Van ordinaire? £3000-£9000+

This car is older than the TR4 and MGB and just as rustic, being based upon nothing more exotic than a Hillman Husky van. However, while this fin-tailed roadster is more a GT than a true sportster, a good Alpine makes an ideal, smoother alternative if you’ve had your fill of harsh MGs and Triumphs and they’re still good value when compared to an MGB or TR4. Spares supply, while not as proficient as those other British badges, is generally okay, too.

Alfa Romeo Spider

Time to graduate? £4000-£40,000+

When launched, over half a century ago, Alfa’s Spider was way ahead of its time. Whilst most competitors – Triumph and MG especially – were throwbacks from post-war designs, the sophisticated Italian came with overhead (twin) cams, proper dual twin choke Weber carbs, glass windows, disc brakes, five-speed transmission, and all-alloy engine that became a classic.
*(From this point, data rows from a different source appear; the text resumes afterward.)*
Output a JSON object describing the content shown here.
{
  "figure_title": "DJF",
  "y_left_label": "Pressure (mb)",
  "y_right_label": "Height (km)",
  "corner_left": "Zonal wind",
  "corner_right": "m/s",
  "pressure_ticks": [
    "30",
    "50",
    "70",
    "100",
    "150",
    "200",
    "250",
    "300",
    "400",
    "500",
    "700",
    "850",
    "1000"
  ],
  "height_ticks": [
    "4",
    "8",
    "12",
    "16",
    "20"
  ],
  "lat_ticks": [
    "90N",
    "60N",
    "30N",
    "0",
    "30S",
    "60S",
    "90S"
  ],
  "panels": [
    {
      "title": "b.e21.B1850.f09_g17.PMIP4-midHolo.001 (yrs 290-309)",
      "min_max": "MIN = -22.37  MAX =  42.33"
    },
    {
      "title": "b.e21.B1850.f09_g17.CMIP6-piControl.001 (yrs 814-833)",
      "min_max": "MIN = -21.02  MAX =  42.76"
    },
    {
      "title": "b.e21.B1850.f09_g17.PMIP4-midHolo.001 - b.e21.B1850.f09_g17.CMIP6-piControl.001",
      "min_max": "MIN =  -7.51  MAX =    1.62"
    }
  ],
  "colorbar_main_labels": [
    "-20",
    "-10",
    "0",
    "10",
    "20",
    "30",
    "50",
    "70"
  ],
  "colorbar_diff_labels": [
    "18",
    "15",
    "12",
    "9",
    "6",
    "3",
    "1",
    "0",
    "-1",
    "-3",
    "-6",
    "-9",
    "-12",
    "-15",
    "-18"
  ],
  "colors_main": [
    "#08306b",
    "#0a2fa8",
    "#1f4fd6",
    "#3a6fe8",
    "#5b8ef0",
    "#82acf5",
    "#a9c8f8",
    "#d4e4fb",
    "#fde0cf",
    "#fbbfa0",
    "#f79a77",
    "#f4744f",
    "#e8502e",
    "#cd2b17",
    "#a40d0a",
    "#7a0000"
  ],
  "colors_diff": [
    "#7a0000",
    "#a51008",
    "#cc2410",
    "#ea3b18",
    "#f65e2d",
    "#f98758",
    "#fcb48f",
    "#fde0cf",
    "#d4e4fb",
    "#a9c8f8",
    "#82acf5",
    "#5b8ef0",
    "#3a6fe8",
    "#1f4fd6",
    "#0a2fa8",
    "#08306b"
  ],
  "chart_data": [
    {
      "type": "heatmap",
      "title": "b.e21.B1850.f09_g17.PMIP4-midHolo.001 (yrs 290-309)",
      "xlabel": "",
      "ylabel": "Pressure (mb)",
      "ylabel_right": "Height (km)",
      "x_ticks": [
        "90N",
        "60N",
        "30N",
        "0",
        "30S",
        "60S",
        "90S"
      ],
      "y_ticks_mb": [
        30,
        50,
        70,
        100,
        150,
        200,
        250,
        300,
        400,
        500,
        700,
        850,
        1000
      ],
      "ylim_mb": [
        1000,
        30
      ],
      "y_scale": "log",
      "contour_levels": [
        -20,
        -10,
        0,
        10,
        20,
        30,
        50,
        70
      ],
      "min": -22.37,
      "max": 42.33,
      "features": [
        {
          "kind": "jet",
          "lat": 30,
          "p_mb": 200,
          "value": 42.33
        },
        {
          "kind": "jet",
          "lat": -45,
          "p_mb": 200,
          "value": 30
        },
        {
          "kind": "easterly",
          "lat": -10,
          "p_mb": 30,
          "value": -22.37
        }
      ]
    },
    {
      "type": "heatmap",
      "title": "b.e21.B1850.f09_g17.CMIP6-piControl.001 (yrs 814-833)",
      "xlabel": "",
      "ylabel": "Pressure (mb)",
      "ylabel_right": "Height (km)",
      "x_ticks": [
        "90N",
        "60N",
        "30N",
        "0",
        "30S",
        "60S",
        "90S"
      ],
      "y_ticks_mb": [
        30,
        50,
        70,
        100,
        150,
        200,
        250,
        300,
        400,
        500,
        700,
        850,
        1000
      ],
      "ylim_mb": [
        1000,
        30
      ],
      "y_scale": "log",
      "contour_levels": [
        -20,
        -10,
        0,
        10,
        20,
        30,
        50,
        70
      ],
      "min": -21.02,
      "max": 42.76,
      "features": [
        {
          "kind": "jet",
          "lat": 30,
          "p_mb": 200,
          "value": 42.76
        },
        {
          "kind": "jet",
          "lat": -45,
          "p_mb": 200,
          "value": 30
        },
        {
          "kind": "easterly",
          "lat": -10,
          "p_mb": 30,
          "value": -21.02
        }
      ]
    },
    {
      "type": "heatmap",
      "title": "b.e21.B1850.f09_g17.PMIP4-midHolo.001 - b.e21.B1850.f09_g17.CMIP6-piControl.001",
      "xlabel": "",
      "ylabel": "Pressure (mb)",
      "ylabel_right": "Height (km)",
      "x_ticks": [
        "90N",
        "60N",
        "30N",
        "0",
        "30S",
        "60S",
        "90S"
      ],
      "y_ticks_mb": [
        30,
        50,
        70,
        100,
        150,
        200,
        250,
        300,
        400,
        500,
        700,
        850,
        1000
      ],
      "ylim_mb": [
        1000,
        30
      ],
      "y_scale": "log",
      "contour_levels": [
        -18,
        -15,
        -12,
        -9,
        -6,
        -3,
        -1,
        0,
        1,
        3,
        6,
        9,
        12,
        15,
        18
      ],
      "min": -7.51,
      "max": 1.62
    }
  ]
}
Because the car stayed in production for three decades and only bowed out in the early 1990s (see pic), last ones are successfully modernised yet retain that essential character and are strong value against the originals, which are becoming as prized as they are pricey.

Porsche 914

Boxing clever? £5000-£40,000

The sensible pick is the later Boxster, of course! Yet there’s something about the 914 that you either get or you don’t. Intended to replace the 912, what let this mid-engined part VW designed targa-topped sports car down – apart from its high prices when new – was the sluggish unsporting VW engines and while a Porsche version duly arrived, albeit rather late in the day, (914-6) the damage was done and the car never really caught on, especially in the UK because no official RHD versions were ever made. Those-in-the-know claimed the 914 could out-handle a 911 but this Porsche costs as much as a 911 to repair or restore…

Honda S2000

MX-5 for grown UPS From £5500

If you’re after a modern traditional classic sports car, take a good hard look at the Honda S2000, a 9000rpm screamer that can be likened to a grown up, faster MX-5. Launched in 1999 with a chassis upgrade and 17inch wheels for 2004, plus a further chassis rework for 2008 (a year before its sad demise), this car is a real honey. That sweet high-revving 237bhp engine is a gem and truly fast but equally the rear-wheel handling can be decidedly twitchy – a modern hairy Healey in many ways? Superbly built (although watch for overheating, the engine light illuminating and stiff to operate clutches), prices for a not too thrashed 2004 car start from around £5500. Most desired are special run out (100) versions, all clad in Grand Prix white – and it’s a racing cert you’ll be hooked after that first trip to the red line.

Fiat 124 Spider

The Latin MGB £6000-£16,000

Just reintroduced – ironically as a rehashed Mazda MX-5 with Fiery Fiat turbo power – the original was launched in 1966 and enjoyed a 20 year production run (virtually all LHD only) with pre-1974 cars the sportiest and most classically styled. In common with the Alfa Spider, later versions (like our MGB) were sadly spoiled with their crash protection bumpers to appease the US market, where some 85 per cent of them went. The Fiat can be likened to a Latin MGB but is so much more sophisticated and many enthusiasts prefer the Fiat to the posher Alfa sporting the same name. Middle Barton Garage of Oxford is an expert on Spiders and you really need specialist help to buy a good one but once you’ve got over that hurdle you’ll enjoy an Italian MGB that’s rarer yet still surprisingly good value.